Erlang proponent have a slogan they often use to (gently) shock newcomers:
Objects are out. Concurrency is in.To oversimplify things, where you would use objects in OOP, you use parallel processes in Erlang (they call it Concurrency Oriented Programming). Erlang use almost no mutable data structures, it is a shared-nothing message-passing architecture. Dabbling into Erlang made me think a lot about granularity in application architecture.
Erlang got its 15 minutes of fame a few months after Herb Sutter's "The Free Lunch Is Over" article, for some time it seemed everyone was working on an Erlang project, then it kind of faded away (the "Erlang everywhere" hype, not Erlang itself). Building applications in Erlang is not easy. Of course you can use some of the concepts (and a lot of the spirit) in other languages (for Python you can try Concurrence), but the pure Erlang approach will teach you a lot of things.

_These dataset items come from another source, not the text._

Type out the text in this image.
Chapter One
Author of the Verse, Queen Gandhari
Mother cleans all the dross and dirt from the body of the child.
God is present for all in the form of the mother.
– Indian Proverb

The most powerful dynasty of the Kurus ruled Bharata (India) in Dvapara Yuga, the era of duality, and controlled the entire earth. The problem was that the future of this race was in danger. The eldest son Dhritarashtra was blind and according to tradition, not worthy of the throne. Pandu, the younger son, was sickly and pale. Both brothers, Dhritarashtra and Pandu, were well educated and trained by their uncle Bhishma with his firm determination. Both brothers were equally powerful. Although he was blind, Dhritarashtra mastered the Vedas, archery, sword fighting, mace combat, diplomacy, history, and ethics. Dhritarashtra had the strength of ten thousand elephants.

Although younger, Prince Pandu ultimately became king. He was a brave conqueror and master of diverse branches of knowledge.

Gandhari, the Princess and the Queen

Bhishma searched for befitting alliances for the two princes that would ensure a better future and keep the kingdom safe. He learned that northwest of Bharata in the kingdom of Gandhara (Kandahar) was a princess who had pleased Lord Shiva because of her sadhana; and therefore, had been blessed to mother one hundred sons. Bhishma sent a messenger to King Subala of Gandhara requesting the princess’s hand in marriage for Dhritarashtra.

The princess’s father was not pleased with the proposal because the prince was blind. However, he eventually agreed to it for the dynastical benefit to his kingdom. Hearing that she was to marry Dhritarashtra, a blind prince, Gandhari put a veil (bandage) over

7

With Erlang, processes have extremely fine granularity, you design applications with hundreds or even thousands of processes. But all these processes are inside the same execution environment: the Erlang Virtual Machine. With the Micro Services Architecture, my idea is to emulate these principles at a coarser granularity level and to expose the components of the application on the network, replacing encapsulation with an "exoskeleton" at the application level. More on that later.